Log-log plot of the dependence of the terminal relaxation times, τ, on DNA molecular weight, N, in bp, in buffer B at 20°C. (○) Normal control fragments; (▵) the parent 199-bp fragment, sequence mutants, and insertion derivatives; and (□) restriction fragments that do not contain the curvature module, have the apparent bend center located very close to one end, or have had the curvature module replaced by an equal-sized insert of normal DNA from pUC19. The solid line corresponds to the fitting function describing the τ-values of the normal control fragments.

FIGURE 8

Dependence of the polyacrylamide gel mobilities (μ) observed for various DNA fragments on the logarithm of the birefringence relaxation times (τ) measured in buffer C. (A) Normal DNA fragments from Figs. 6 and 7, with the calculated linear regression line. (B) The 199-bp fragment, sequence mutants, and insertion derivatives. (▵) Fragments containing inserts of various sizes; and (□) fragments that do not contain the curvature module, have the apparent bend center located very close to one end, or have had the curvature module replaced by an equal-sized insert of normal DNA from pUC19. The solid line is the regression line for the normal fragments, taken from panel A, with the data points omitted for clarity.
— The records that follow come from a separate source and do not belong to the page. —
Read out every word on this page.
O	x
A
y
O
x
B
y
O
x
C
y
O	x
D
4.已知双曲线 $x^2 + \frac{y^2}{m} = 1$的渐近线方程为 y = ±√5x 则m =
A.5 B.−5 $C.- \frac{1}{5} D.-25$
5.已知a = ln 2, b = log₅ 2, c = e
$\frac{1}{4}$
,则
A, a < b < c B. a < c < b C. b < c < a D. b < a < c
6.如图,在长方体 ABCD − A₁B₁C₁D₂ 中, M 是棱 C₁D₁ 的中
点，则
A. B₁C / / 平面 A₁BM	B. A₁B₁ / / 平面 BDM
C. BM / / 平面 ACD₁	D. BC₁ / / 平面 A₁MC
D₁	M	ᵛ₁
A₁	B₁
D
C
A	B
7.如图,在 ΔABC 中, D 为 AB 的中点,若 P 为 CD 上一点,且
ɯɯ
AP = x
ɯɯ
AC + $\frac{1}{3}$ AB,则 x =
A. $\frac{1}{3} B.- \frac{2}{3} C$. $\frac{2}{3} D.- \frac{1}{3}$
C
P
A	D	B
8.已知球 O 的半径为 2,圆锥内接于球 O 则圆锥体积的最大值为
The error bars in panels A and B represent the standard deviation of duplicate or triplicate measurements of the mobilities and relaxation times; symbols without error bars had standard deviations smaller than the size of the symbol.

FIGURE 9

Comparison of the normalized μ-decrements (−μ_decrement/N) with the average τ-decrements (<−τ_decrement>) observed for various members of the 199-bp family, using values taken from Tables 3–5 and data not shown. (○) 199-bp fragment and sequence mutants; (▿) insertion derivatives; and (□) fragments that do not contain the curvature module, have the apparent bend center located very close to one end, or have had the curvature module replaced by an equal-sized insert of normal DNA from pUC19. The parent 199-bp fragment and other fragments discussed specifically in the text are identified.